#PomodoroWeek: che nome scegliereste?

Che nome avreste scelto per entrare a rapinare la zecca di stato? Mumbai? Toronto? Saronno? Canicatì? Monza?

Io non ho dubbi. Il mio nome nasce da un’ di tanti anni fa, di quelle in cui non sai dove andare. Il mio nome nasce da un aereo d’andata preso per caso e uno di ritorno, perso, con data da destinare.

Da 40 giorni in cui il mare si raggiungeva in metropolitana e si correva tra le persone nude e bruciate dal sole fino ai santi squadrati della Sagrada familia. 

Mi ricordo una discoteca che era un teatro e il caldo di quei giorni d’estate. Mi ricordo di aver sabotato un gazpacho in gara culinaria con i coiquilini spagnoli facendogli entrare inavvertitamente un bianco d’uovo mentre facevo un classicone della cucina italiana e di essere stato zitto per non rovinare la festa.

Mi ricordo l’acqua che prendevo dai Paki, i mille sorrisi incrociati e una città che mi ha subito portato a con se e mai trattato da straniero.

Mi ricordo il pane con i pomodori strusciati e il prosciutto crudo con la birra ghiacciata nei boccali di coccio e giocare a basket senza essere capace.

Mi ricordo un colloquio in un sexy shop dove venivano le più belle ragazze del mondo e un mattino di pioggia in cui ho deciso di tornare a casa. Non capirò mai il perché.

Forse perché volevo che quella città fosse perfetta, indelebile.

Pensate, ho dovuto dipingerla per 40 giorni, senza tregua, tornato in una Como d’autunno. Ho dovuto spurgarla, altrimenti non sarei mai tornato indietro. L’ho anche dipinta la mia Barceloka.

E in questa #pomodoroweek struscio il pane di in attesa di mangiare il pasto che voi state osservando, che non c’entra nulla con questi pensieri, ma capita giusto all’anniversario della mia Barcellona.

Ecco, Barcellona è il nome che sceglierei. E lo dico con cognizione di chi ha visto gli angoli e non solo le rette tangenti.

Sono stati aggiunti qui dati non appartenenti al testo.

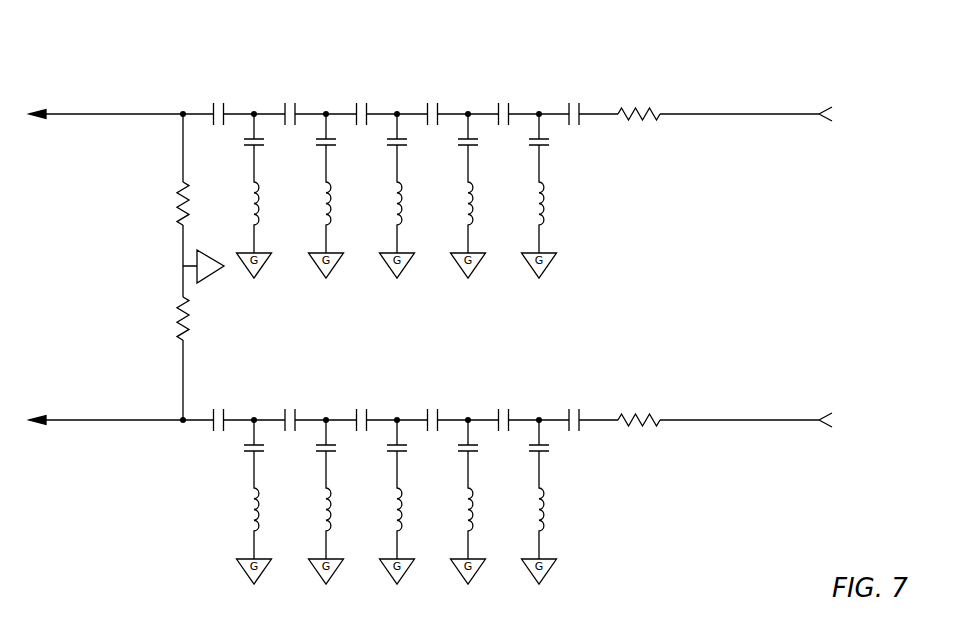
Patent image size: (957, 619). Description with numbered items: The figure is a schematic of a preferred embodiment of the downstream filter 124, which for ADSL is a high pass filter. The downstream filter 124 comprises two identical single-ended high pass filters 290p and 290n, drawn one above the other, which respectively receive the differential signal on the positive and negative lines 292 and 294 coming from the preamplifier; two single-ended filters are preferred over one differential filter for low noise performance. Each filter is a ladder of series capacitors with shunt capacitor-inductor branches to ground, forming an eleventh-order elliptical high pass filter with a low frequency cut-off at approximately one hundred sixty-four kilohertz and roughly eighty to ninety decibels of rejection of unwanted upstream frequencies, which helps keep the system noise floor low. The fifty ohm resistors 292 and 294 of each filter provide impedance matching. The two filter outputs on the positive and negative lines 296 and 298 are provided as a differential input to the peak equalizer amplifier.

The downstream filter 124 is at (298, 68).
The single-ended high pass filter 290p is at (615, 205).
The single-ended high pass filter 290n is at (612, 366).
The positive line 292 is at (660, 114).
The negative line 294 is at (178, 192).
The positive output line 296 is at (89, 113).
The negative output line 298 is at (74, 419).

E voi demonietti mi dite come vi chiamereste se doveste rapinare la zecca con la tuta rossa e perché?

Ingredienti per 4 persone:

300g di pomodorini picadilly o datterino

3 spicchi d’aglio

basilico

100g di burro

2 melanzane lunghe

3 pomodori cuore di bue

3 zucchine tonde

3 peperoni tondi

3 cipolle rosse di Tropea

100g di pecorino romano grattugiato

100g di Parmigiano Reggiano grattugiato

olio evo

sale

pepe nero macinato al momento

Procedimento:

Spadellare i pomodorini interi con olio, aglio a fiamma vivace. Cuocere per qualche minuto, poi frullare con un frullatore a immersione assieme al burro, sale e pepe.

Lavare le verdure, tagliarle a fette tutte uguali e disporle in una teglia rotonda dai bordi alti non troppo ampia, in cui avrete messo 2 cucchiai di vellutata di pomodoro.

Alternate zucchina, melanzana, cipolla, pomodoro, peperone, fino a completare la teglia, condendo poi con sale, pepe, basilico e aglio.

Una volta pronto, versare la vellutata di pomodoro sulle verdure, cospargere di pecorino e Parmigiano Reggiano e completare con un generoso filo d’olio evo.

Infornare per 40′ circa a 160°C, il risultato da ottenere dovrà essere quello in foto, con una crosticina irresistibile.

Lasciar riposare un attimo e servire tiepido.